Z ficou em silêncio nos últimos minutos da discussão sobre o plano que entraria em execução no dia seguinte; quando Max e Miguel não tinham mais detalhes a discutir, ela se levantou e caminhou até a beirada da clareira, onde podia ver a queda d'água do Rio Taciturno.

Eu gosto de altura, Miguel lembrou de escutá-la dizer quando estavam no topo das arquibancadas. Agora Z sentava próximo a pedra pontiaguda de onde Max afirmou que Samantha Valle pulou e só Deus sabia de onde ele tinha arrancado aquela informação.

Max se aproximou arrastando os pés.

— Não acha que ela vai pular dali, acha? — disse ele.
Miguel ficou ligeiramente perturbado com a ideia de tirar os olhos de Z por um momento e ao olhar outra vez não haveria mais ninguém.
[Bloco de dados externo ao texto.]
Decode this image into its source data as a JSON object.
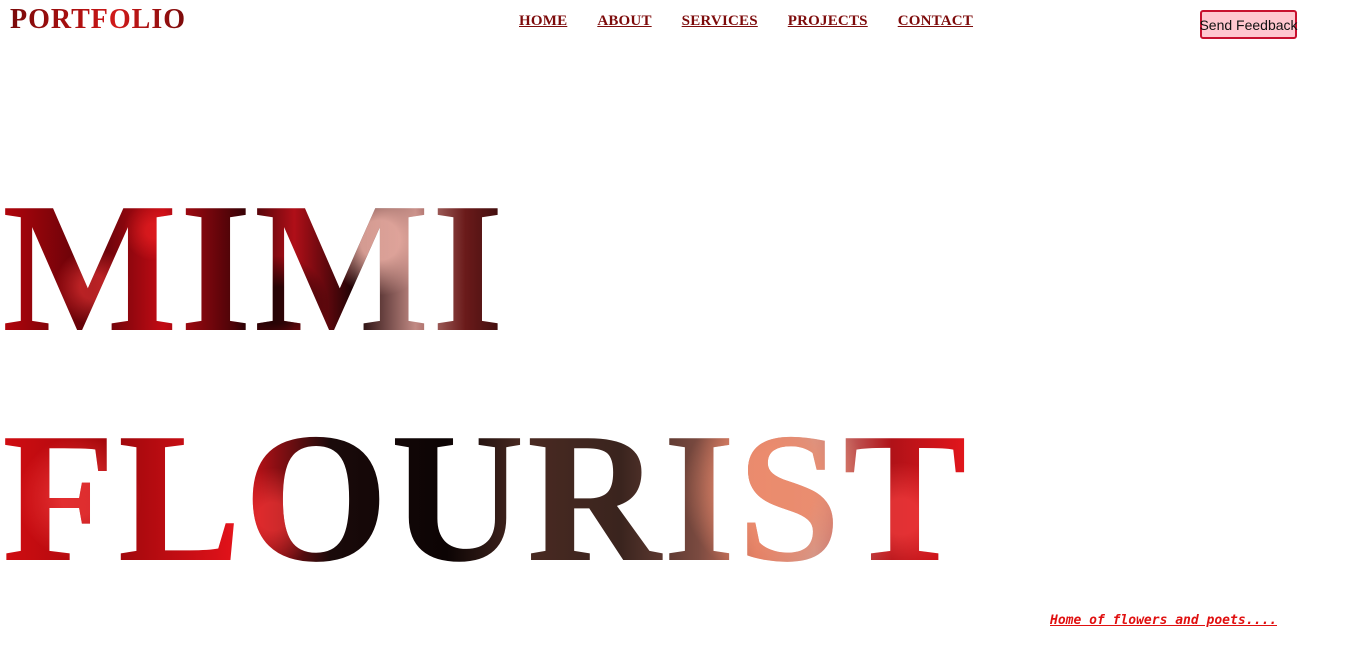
{
  "header": {
    "logo": "PORTFOLIO",
    "nav": [
      {
        "label": "HOME"
      },
      {
        "label": "ABOUT"
      },
      {
        "label": "SERVICES"
      },
      {
        "label": "PROJECTS"
      },
      {
        "label": "CONTACT"
      }
    ],
    "feedback_button": "Send Feedback"
  },
  "hero": {
    "line1": "MIMI",
    "line2": "FLOURIST"
  },
  "tagline": "Home of flowers and poets....",
  "colors": {
    "brand": "#8b0d0d",
    "nav_text": "#7d0b0b",
    "button_bg": "#ffc7cf",
    "button_border": "#c8102e",
    "tagline": "#e01010"
  }
}
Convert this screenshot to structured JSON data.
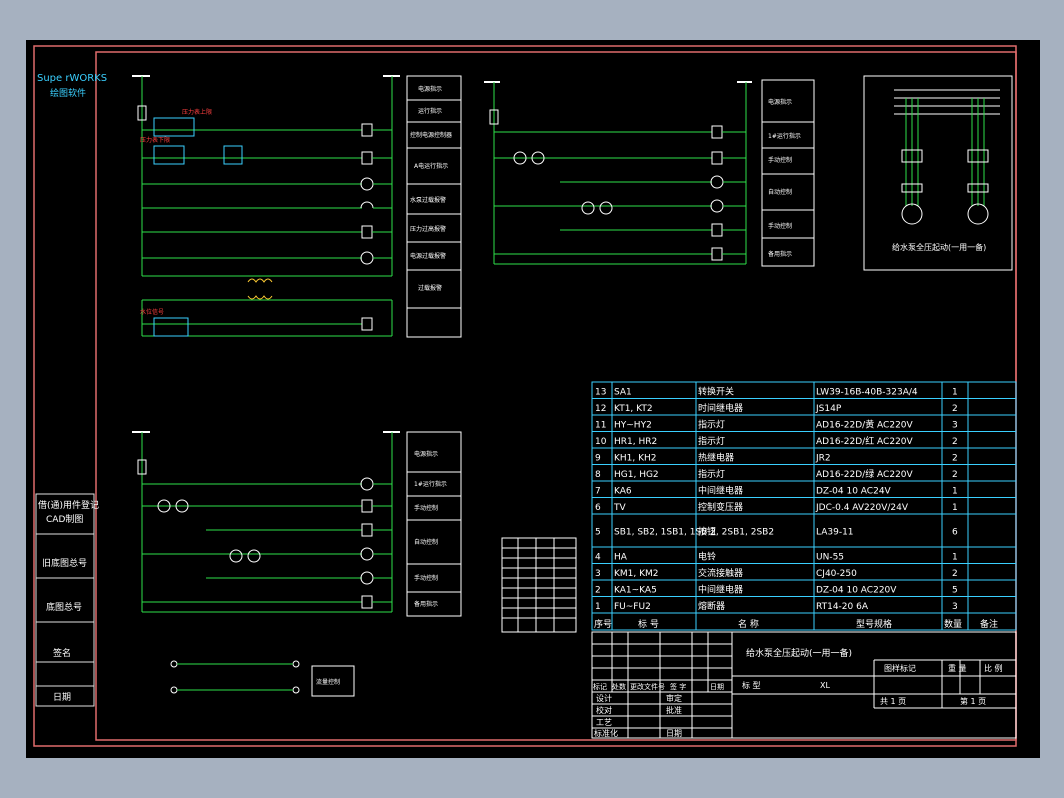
{
  "brand": {
    "name": "Supe rWORKS",
    "sub": "绘图软件"
  },
  "left_strip": [
    {
      "label": "借(通)用件登记"
    },
    {
      "label": "CAD制图"
    },
    {
      "label": "旧底图总号"
    },
    {
      "label": "底图总号"
    },
    {
      "label": "签名"
    },
    {
      "label": "日期"
    }
  ],
  "circuit_a_labels": [
    "电源指示",
    "运行指示",
    "控制电源控制器",
    "A电运行指示",
    "水泵过载报警",
    "压力过高报警",
    "电源过载报警",
    "过载报警"
  ],
  "circuit_b_labels": [
    "电源指示",
    "1#运行指示",
    "手动控制",
    "自动控制",
    "手动控制",
    "备用指示"
  ],
  "circuit_c_labels": [
    "电源指示",
    "1#运行指示",
    "手动控制",
    "自动控制",
    "手动控制",
    "备用指示"
  ],
  "pump_panel": {
    "caption": "给水泵全压起动(一用一备)"
  },
  "small_box": {
    "label": "流量控制"
  },
  "bom_rows": [
    {
      "no": "13",
      "sym": "SA1",
      "name": "转换开关",
      "model": "LW39-16B-40B-323A/4",
      "qty": "1"
    },
    {
      "no": "12",
      "sym": "KT1, KT2",
      "name": "时间继电器",
      "model": "JS14P",
      "qty": "2"
    },
    {
      "no": "11",
      "sym": "HY~HY2",
      "name": "指示灯",
      "model": "AD16-22D/黄 AC220V",
      "qty": "3"
    },
    {
      "no": "10",
      "sym": "HR1, HR2",
      "name": "指示灯",
      "model": "AD16-22D/红 AC220V",
      "qty": "2"
    },
    {
      "no": "9",
      "sym": "KH1, KH2",
      "name": "热继电器",
      "model": "JR2",
      "qty": "2"
    },
    {
      "no": "8",
      "sym": "HG1, HG2",
      "name": "指示灯",
      "model": "AD16-22D/绿 AC220V",
      "qty": "2"
    },
    {
      "no": "7",
      "sym": "KA6",
      "name": "中间继电器",
      "model": "DZ-04 10 AC24V",
      "qty": "1"
    },
    {
      "no": "6",
      "sym": "TV",
      "name": "控制变压器",
      "model": "JDC-0.4 AV220V/24V",
      "qty": "1"
    },
    {
      "no": "5",
      "sym": "SB1, SB2, 1SB1, 1SB 2, 2SB1, 2SB2",
      "name": "按钮",
      "model": "LA39-11",
      "qty": "6"
    },
    {
      "no": "4",
      "sym": "HA",
      "name": "电铃",
      "model": "UN-55",
      "qty": "1"
    },
    {
      "no": "3",
      "sym": "KM1, KM2",
      "name": "交流接触器",
      "model": "CJ40-250",
      "qty": "2"
    },
    {
      "no": "2",
      "sym": "KA1~KA5",
      "name": "中间继电器",
      "model": "DZ-04 10 AC220V",
      "qty": "5"
    },
    {
      "no": "1",
      "sym": "FU~FU2",
      "name": "熔断器",
      "model": "RT14-20 6A",
      "qty": "3"
    }
  ],
  "bom_header": {
    "no": "序号",
    "sym": "标 号",
    "name": "名 称",
    "model": "型号规格",
    "qty": "数量",
    "note": "备注"
  },
  "title_block": {
    "title": "给水泵全压起动(一用一备)",
    "type_label": "标 型",
    "type_value": "XL",
    "mark_label": "图样标记",
    "weight_label": "重 量",
    "scale_label": "比 例",
    "sheets_total": "共 1 页",
    "sheet_no": "第 1 页",
    "rev_headers": [
      "标记",
      "处数",
      "更改文件号",
      "签 字",
      "日期"
    ],
    "roles": [
      "设计",
      "校对",
      "工艺",
      "标准化"
    ],
    "roles2": [
      "审定",
      "批准",
      "",
      "日期"
    ]
  }
}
Uma brisa fria subia do Taciturno, levantando as mechas ruivas do cabelo dela; erguia também a fumaça que subia de seus lábios e se desfazia contra o céu crepuscular.

— Não, Max, ela não vai. — disse Miguel, um tanto inseguro. Depois acrescentou com a voz falha: — Eu espero que não.

— Melhor ir lá ver o que se passa, dizer para ela sair da beirada.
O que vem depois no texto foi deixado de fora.